Текущая страница: 26 (всего у книги 33 страниц)

Глава 8

– Можно укрепиться. У нас есть оружие, надо будет – соберем войско, – пылко убеждал Белин, расхаживая по комнате. Майлдун с жаром поддержал родственника.

– Слушай его, отец. Мы в силах обороняться. И потом здесь, на юге, дела не так плохи, как там, на севере. Может, они сюда и не дойдут. Совершенно ни к чему отдавать землю этим… этим кимрским варварам.

Аваллах приподнялся на носилках и устало замотал головой.

– Вы все еще не поняли. Я отдаю землю, чтобы сделать им доброе, а не из страха, и ничего не жду взамен.

– Ты ждал, что они будут нас защищать.

– Ждал, – согласился Аваллах, – и это было ошибкой.

– Этот певец тебя охмурил.

Слова Майлдуна заставили Аваллаха вскочить.

– Мы поговорили, и он меня убедил, – воскликнул он, цепляясь за шест балдахина, чтобы устоять. – Что бы вы ни думали об этих людях, они умный и честный народ.

– Они немногим лучше окрестных скотокрадов и разбойников, – фыркнул Белин.

– Верь мне, отец, их честь – кинжал в горло или копье в спину. – Майлдун скрестил руки на груди, на лице его застыла дерзкая усмешка.

– Мы сможем выжить… – В голосе Аваллаха слышались раскаты далекого грома, – …лишь если научимся жить с ними в мире.
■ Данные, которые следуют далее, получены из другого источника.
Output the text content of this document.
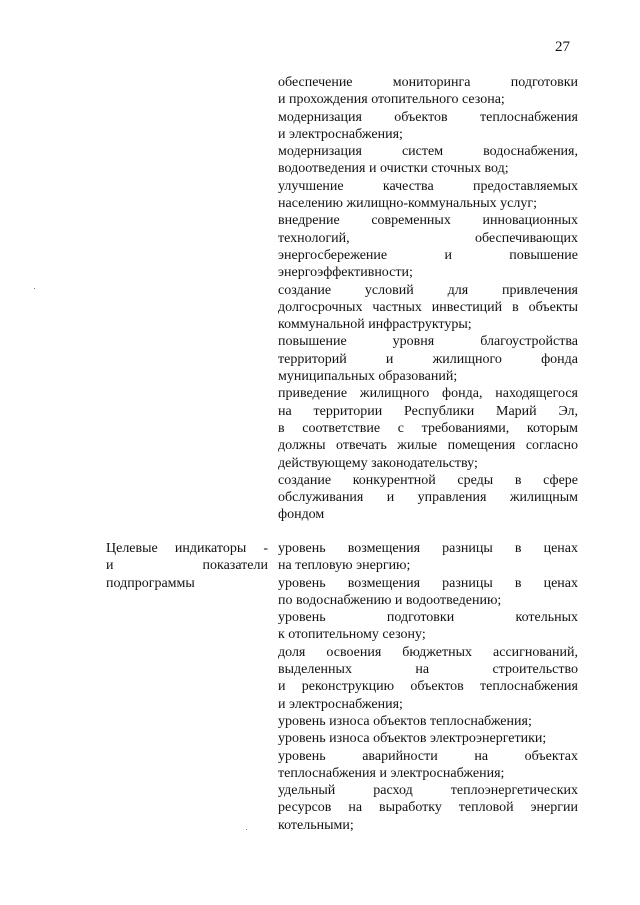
27

обеспечение мониторинга подготовки

и прохождения отопительного сезона;

модернизация объектов теплоснабжения

и электроснабжения;

модернизация систем водоснабжения,

водоотведения и очистки сточных вод;

улучшение качества предоставляемых

населению жилищно-коммунальных услуг;

внедрение современных инновационных

технологий, обеспечивающих

энергосбережение и повышение

энергоэффективности;

создание условий для привлечения

долгосрочных частных инвестиций в объекты

коммунальной инфраструктуры;

повышение уровня благоустройства

территорий и жилищного фонда

муниципальных образований;

приведение жилищного фонда, находящегося

на территории Республики Марий Эл,

в соответствие с требованиями, которым

должны отвечать жилые помещения согласно

действующему законодательству;

создание конкурентной среды в сфере

обслуживания и управления жилищным

фондом

Целевые индикаторы -

и показатели

подпрограммы

уровень возмещения разницы в ценах

на тепловую энергию;

уровень возмещения разницы в ценах

по водоснабжению и водоотведению;

уровень подготовки котельных

к отопительному сезону;

доля освоения бюджетных ассигнований,

выделенных на строительство

и реконструкцию объектов теплоснабжения

и электроснабжения;

уровень износа объектов теплоснабжения;

уровень износа объектов электроэнергетики;

уровень аварийности на объектах

теплоснабжения и электроснабжения;

удельный расход теплоэнергетических

ресурсов на выработку тепловой энергии

котельными;
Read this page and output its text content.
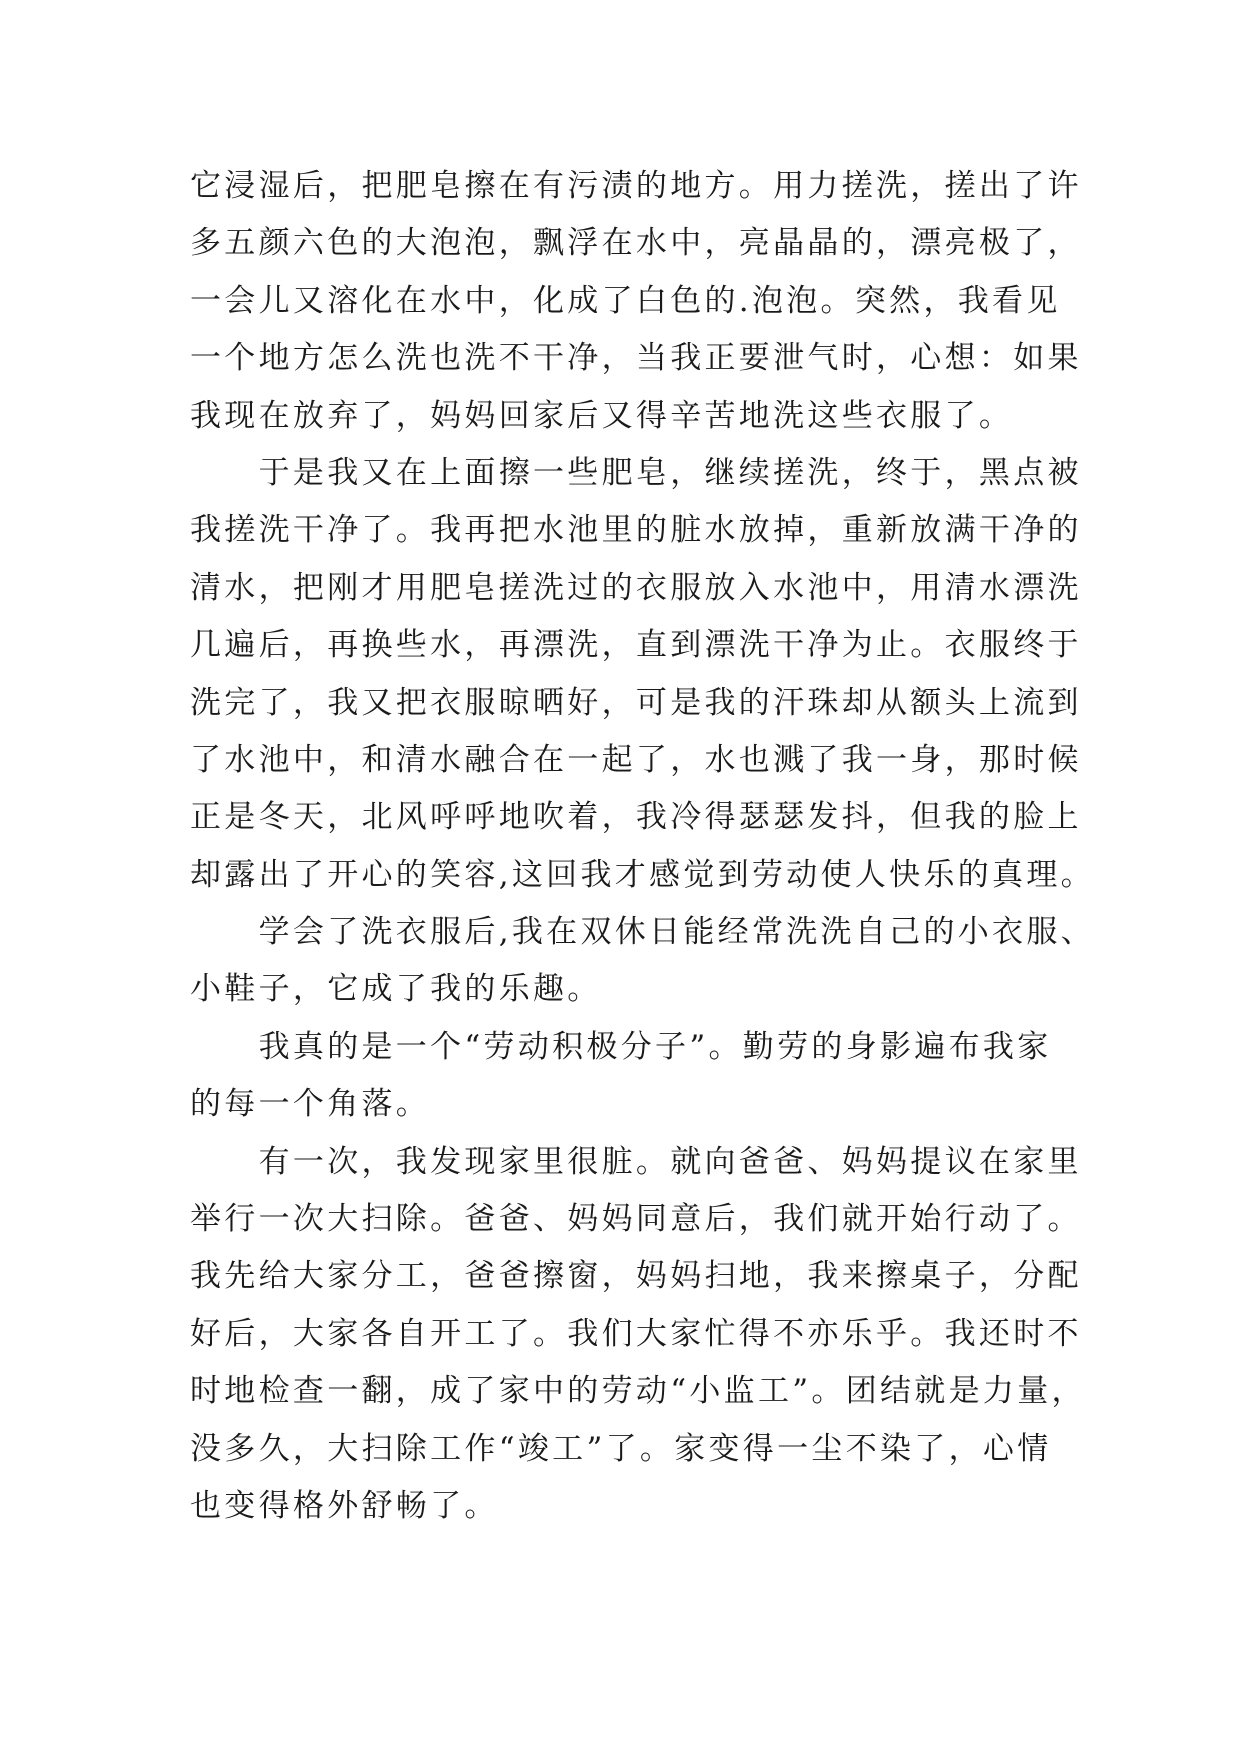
它浸湿后，把肥皂擦在有污渍的地方。用力搓洗，搓出了许
多五颜六色的大泡泡，飘浮在水中，亮晶晶的，漂亮极了，
一会儿又溶化在水中，化成了白色的.泡泡。突然，我看见
一个地方怎么洗也洗不干净，当我正要泄气时，心想：如果
我现在放弃了，妈妈回家后又得辛苦地洗这些衣服了。
　　于是我又在上面擦一些肥皂，继续搓洗，终于，黑点被
我搓洗干净了。我再把水池里的脏水放掉，重新放满干净的
清水，把刚才用肥皂搓洗过的衣服放入水池中，用清水漂洗
几遍后，再换些水，再漂洗，直到漂洗干净为止。衣服终于
洗完了，我又把衣服晾晒好，可是我的汗珠却从额头上流到
了水池中，和清水融合在一起了，水也溅了我一身，那时候
正是冬天，北风呼呼地吹着，我冷得瑟瑟发抖，但我的脸上
却露出了开心的笑容,这回我才感觉到劳动使人快乐的真理。
　　学会了洗衣服后,我在双休日能经常洗洗自己的小衣服、
小鞋子，它成了我的乐趣。
　　我真的是一个“劳动积极分子”。勤劳的身影遍布我家
的每一个角落。
　　有一次，我发现家里很脏。就向爸爸、妈妈提议在家里
举行一次大扫除。爸爸、妈妈同意后，我们就开始行动了。
我先给大家分工，爸爸擦窗，妈妈扫地，我来擦桌子，分配
好后，大家各自开工了。我们大家忙得不亦乐乎。我还时不
时地检查一翻，成了家中的劳动“小监工”。团结就是力量，
没多久，大扫除工作“竣工”了。家变得一尘不染了，心情
也变得格外舒畅了。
– Твое решение бесповоротно?

– Да.

– Тогда к чему спорить? Раздавай земли кому угодно. Да хоть подари все своему бормочущему святоше! Однако, клянусь Кибелой, я не буду в этом участвовать! От меня они не получат и камешка!

– Белин, – мягко попросил Аваллах, – говори уважительно о священнике. Он святой человек, а я теперь служу истинному Богу.

– Что мы услышим дальше? – вскричал Майлдун, словно не веря своим ушам.

– Это по крайней мере кое-что объясняет, – насмешливо промолвил Белин. – Все твои разговоры про дары, доброту, мир. Одного не понимаю – почему ты считаешь, что это как-то окупится.

– Доброта сама себя окупает. Впрочем, я и не прошу вас меня понять.

– Ну и делай, как считаешь нужным. Зачем с нами советоваться?

– Я хочу, чтобы между нами было согласие, – просто отвечал король-рыболов.

– Не будет этого, – отрезал Белин, – покуда ты стоишь на своем. – Он протянул руку Майлдуну, который с перекошенным лицом смотрел на отца. – Идем, Майлдун, нам нечего здесь больше делать. Все уже сказано. – Они двинулись к выходу.

В этом миг из-за занавеса выступила Харита. С ней был Талиесин. Аваллах с первого взгляда увидел, что одежда на ней порвана и в грязи.

– Что случилось, Харита?

– Пустяки, – отвечала она. От ее внимания не ускользнули сердитые лица брата и дяди. – Я каталась верхом, и на меня напали.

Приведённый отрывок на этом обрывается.